For starters, the one-and-done players are ruining both college and professional basketball. The good ones leave after one year and enter the NBA, not having a clue on how the game is played. The individual players aren’t willing to put in the time on their basics and thus rely on showy dunks and behind-the-back passes and aren’t willing to work on their 15-foot jump shots and passing.
Two weeks ago, Duke was beaten by Clemson and North Carolina lost to Syracuse, and the combination of Duke and North Carolina losing in the same week seldom happened in the past. In fact, the two schools were a combined 1-6 in the ACC at one point this season, and that is new territory.
A survey showed that the best states for producing basketball talent are Ohio, Kansas, Iowa, Kentucky, California, Wisconsin and Pennsylvania. North Carolina came in only eighth. I’m not saying all of this won’t get straightened out by the time the world’s greatest sporting event takes place (March Madness, AKA the NCAA tournament), but these are indeed, strange waters in which we navigate.
• QUICK HITS: Perhaps a tad excessive, but Missouri’s Dorial Green-Beckham, an All-Southeastern Conference receiver, was arrested with more than a pound of marijuana in his possession. ... A couple of darkhorse Heisman contenders next season might be Duke quarterback Anthony Boone and Missouri’s Maty Mauk. ... Welcome to Texas, Charlie Strong. The former Louisville coach, who is African-American, took over the head coaching duties at Texas after Mack Brown was allowed to retire. A T-shirt showed up in some of the merchandise outlets proclaiming “Black Is The New Brown.” ... Georgia Tech starting quarterback Vad Lee has transferred to James Madison and will be eligible to play this fall. ... An item at bleacherreport.com said two things were established this past college football season: the spread offense is here to stay and Michigan State reminded us that good defense can be sexy. ... After much argument over whether football teams with 6-6 regular season records should be allowed to play in bowl games, the 6-6 teams combined for a 5-2 bowl record. They came to play. ... Once highly-touted quarterback recruit Kiehl Frazier has left Auburn and transferred to Ouachita Baptist in Arkansas. ... Duke’s David Cutcliffe was chosen Coach of the Year by the American Football Coaches Association. ... Former Georgia Tech tight end Ken Whisenhunt was named head coach of the NFL’s Tennessee Titans. ... There were six new teams in The AP’s men’s college basketball poll this week. ... Former Florida quarterback Tyler Murphy, who graduated last week with football eligibility remaining, will transfer and be eligible to play immediately at Boston College.

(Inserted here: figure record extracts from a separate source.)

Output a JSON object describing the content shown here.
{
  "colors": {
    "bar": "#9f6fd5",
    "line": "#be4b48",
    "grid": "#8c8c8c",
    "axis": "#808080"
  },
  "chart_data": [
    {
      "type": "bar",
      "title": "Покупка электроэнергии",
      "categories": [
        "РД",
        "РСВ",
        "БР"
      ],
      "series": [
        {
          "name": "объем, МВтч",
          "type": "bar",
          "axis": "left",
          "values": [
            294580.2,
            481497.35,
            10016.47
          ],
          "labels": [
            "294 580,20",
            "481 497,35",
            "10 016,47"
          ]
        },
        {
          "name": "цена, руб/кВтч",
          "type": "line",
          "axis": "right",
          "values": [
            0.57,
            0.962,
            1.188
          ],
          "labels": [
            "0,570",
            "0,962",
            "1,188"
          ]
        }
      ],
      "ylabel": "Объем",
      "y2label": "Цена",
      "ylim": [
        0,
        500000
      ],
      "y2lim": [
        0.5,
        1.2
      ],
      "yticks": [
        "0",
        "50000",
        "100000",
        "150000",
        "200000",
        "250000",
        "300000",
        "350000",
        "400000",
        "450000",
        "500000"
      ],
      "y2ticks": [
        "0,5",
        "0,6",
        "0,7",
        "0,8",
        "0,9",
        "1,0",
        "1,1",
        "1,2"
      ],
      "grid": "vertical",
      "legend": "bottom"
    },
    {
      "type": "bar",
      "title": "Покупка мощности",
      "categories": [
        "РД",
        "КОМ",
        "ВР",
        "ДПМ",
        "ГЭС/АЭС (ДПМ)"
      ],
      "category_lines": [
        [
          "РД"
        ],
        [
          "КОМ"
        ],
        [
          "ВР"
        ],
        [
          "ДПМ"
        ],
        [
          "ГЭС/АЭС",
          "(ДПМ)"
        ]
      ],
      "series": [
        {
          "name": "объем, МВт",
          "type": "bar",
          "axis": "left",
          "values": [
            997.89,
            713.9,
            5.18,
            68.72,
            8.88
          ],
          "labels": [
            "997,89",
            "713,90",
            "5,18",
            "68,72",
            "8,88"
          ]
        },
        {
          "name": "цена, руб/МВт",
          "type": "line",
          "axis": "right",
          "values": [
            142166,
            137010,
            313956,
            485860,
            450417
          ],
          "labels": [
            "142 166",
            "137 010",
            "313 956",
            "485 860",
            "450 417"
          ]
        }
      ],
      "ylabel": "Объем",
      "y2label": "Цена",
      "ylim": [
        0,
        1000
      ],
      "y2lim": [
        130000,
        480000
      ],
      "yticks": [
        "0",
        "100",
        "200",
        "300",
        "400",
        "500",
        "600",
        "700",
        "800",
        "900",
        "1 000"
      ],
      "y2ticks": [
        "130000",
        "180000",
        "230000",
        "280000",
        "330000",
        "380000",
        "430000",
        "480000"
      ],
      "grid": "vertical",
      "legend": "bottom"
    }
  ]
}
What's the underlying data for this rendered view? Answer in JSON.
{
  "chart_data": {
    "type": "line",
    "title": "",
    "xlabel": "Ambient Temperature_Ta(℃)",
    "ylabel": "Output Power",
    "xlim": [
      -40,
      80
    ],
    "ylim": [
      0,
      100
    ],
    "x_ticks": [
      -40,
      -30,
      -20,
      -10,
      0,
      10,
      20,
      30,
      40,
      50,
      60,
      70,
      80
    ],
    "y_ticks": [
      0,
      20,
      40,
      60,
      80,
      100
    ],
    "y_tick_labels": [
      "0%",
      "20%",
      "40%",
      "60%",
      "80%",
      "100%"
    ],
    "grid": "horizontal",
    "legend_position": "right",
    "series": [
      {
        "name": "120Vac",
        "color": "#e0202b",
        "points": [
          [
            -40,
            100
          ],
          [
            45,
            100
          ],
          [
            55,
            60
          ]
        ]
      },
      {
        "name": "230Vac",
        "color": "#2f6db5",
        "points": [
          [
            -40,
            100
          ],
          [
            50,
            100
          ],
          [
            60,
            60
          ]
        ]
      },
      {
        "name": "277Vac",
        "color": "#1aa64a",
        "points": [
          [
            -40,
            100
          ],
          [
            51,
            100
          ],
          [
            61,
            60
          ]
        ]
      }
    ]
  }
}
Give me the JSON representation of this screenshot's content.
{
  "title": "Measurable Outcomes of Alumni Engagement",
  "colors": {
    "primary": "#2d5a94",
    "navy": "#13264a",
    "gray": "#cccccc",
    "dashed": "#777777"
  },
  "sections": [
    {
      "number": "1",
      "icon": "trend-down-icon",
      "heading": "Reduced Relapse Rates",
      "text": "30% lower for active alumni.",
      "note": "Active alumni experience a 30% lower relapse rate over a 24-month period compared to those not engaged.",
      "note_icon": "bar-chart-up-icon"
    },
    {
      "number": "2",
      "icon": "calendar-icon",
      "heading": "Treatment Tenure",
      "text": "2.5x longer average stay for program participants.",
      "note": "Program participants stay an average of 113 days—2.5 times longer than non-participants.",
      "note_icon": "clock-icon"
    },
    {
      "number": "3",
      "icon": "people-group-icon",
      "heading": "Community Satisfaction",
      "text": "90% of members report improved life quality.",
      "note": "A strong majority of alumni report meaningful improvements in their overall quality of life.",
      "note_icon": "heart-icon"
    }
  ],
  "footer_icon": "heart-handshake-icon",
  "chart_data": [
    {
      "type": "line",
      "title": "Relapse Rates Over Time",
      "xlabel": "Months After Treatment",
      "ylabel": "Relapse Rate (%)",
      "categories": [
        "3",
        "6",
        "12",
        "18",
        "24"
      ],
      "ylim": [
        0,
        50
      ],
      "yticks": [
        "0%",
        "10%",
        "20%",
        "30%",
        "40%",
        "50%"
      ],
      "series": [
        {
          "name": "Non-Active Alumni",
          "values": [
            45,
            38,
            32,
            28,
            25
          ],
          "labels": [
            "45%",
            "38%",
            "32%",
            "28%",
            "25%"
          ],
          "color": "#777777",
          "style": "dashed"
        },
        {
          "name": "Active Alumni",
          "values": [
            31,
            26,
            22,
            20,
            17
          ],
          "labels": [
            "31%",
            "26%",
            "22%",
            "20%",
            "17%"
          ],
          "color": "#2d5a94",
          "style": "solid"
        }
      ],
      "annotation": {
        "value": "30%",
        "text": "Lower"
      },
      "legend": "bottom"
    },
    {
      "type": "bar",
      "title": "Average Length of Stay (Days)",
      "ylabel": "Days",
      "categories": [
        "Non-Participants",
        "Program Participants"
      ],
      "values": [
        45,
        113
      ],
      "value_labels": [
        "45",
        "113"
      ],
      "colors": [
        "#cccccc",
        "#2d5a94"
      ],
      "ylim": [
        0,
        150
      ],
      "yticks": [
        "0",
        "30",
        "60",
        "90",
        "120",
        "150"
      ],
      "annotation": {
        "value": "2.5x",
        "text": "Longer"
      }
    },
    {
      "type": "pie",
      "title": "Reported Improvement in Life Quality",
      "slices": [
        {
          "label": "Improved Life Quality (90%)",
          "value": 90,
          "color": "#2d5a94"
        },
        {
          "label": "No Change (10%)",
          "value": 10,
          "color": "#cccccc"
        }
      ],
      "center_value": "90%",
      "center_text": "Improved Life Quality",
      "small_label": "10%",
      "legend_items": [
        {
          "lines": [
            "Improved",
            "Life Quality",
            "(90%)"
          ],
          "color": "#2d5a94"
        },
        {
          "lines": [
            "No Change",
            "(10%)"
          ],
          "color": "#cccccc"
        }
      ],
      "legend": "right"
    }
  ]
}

• And finally, just for fun, let’s take a look at the way-too-early preseason college football rankings for 2014.
I won’t bore you with the entire 25-team list, but some of the more interesting ones are Duke at No. 24, Texas A&M at No. 22, Ole Miss at No. 19, Missouri at No. 17, Clemson at No. 16, Georgia at No. 14, South Carolina at No. 12, LSU at No. 10, Auburn at No. 6, Alabama at No. 2 and Florida State in the top spot.